Biosimilaires : pour quel partage de valeur ?

La mixture de la Cnam pour éponger les pertes inclut aussi le recours renforcé aux biosimilaires : développer leur substitution en ville aura au moins le mérite d’associer les pharmaciens aux efforts d’efficience… à condition d’un partage équitable et pérenne, non capté par de futures baisses de prix ou de remises. Quand les pharmaciens construisent, au bénéfice de tout le système, des succès comme la substitution générique, il leur est trop souvent reproché après coup de gagner leur vie avec… Ce n’est plus supportable !

La salve de l’Assurance Maladie vise tout ce qui progresse, y compris ce qui fonctionne dans l’intérêt de tous. Ainsi, n’a-t-elle pas mieux à faire pour réduire le déficit que d’appeler à sonder le modèle économique des groupements ?

Médicaments chers : à manier avec prudence

Enfin, la maîtrise budgétaire ayant déjà tant asséché le gisement d’économies sur les produits matures (avec les conséquences délétères que l’on sait sur le réseau et sur l’approvisionnement), la Cnam braque le projecteur sur les traitements innovants et coûteux, notamment les anticancéreux.
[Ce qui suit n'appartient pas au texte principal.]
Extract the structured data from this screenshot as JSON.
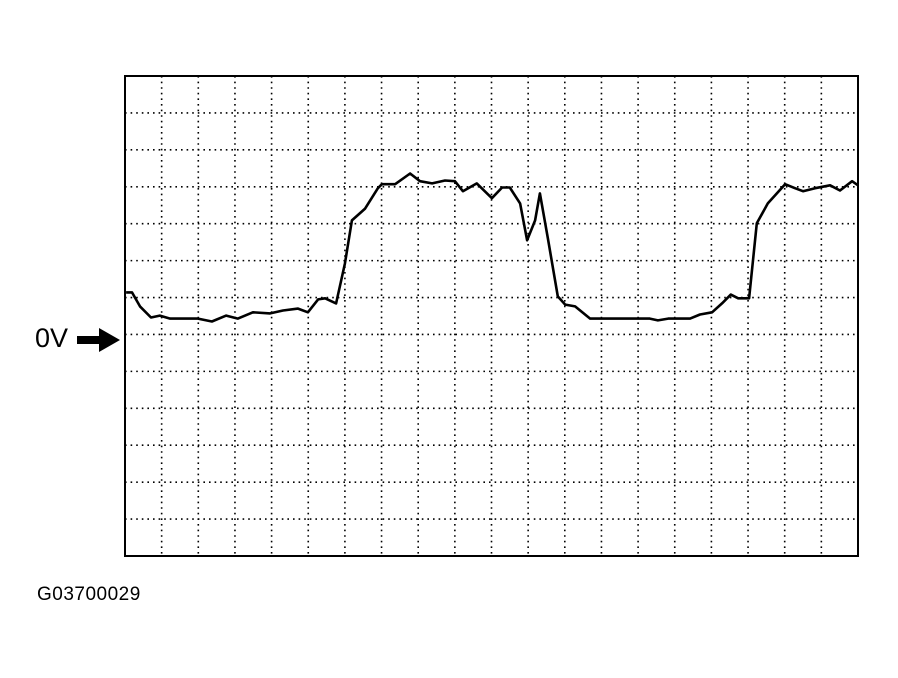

Elle recommande de privilégier les traitements les plus efficients. Un vrai signal d’alarme pour les laboratoires d’innovation : en a-t-on mesuré les conséquences potentielles sur l’attractivité et l’accès des patients aux nouvelles thérapies ?

De plus, une approche complète de la question impose non seulement de réévaluer la manière dont ces traitements sont prescrits, mais aussi de reconnaître l’expertise que requiert leur dispensation, à des fins de bon usage. C’est pourquoi l’UPGF plaide pour rééquilibrer la marge officinale sur les médicaments chers.

Revaloriser : un gros mot à relancer

La revalorisation n’est peut-être pas à la mode. Elle n’en est pas moins nécessaire. N’est-ce pas le rôle d’un syndicat de prendre le contrepied d’une politique entraînant des effets injustes pour ses adhérents ? D’appeler la profession à sauter de la casserole avant de finir comme la grenouille ébouillantée, quand tout augmente autour (charges d’exploitation, de personnel…) alors que le pouvoir d’achat baisse ? Si le mot « revalorisation » est devenu quasi interdit et fantasque, c’est peut-être parce qu’il fait peur à nos adversaires. Raison de plus pour le brandir.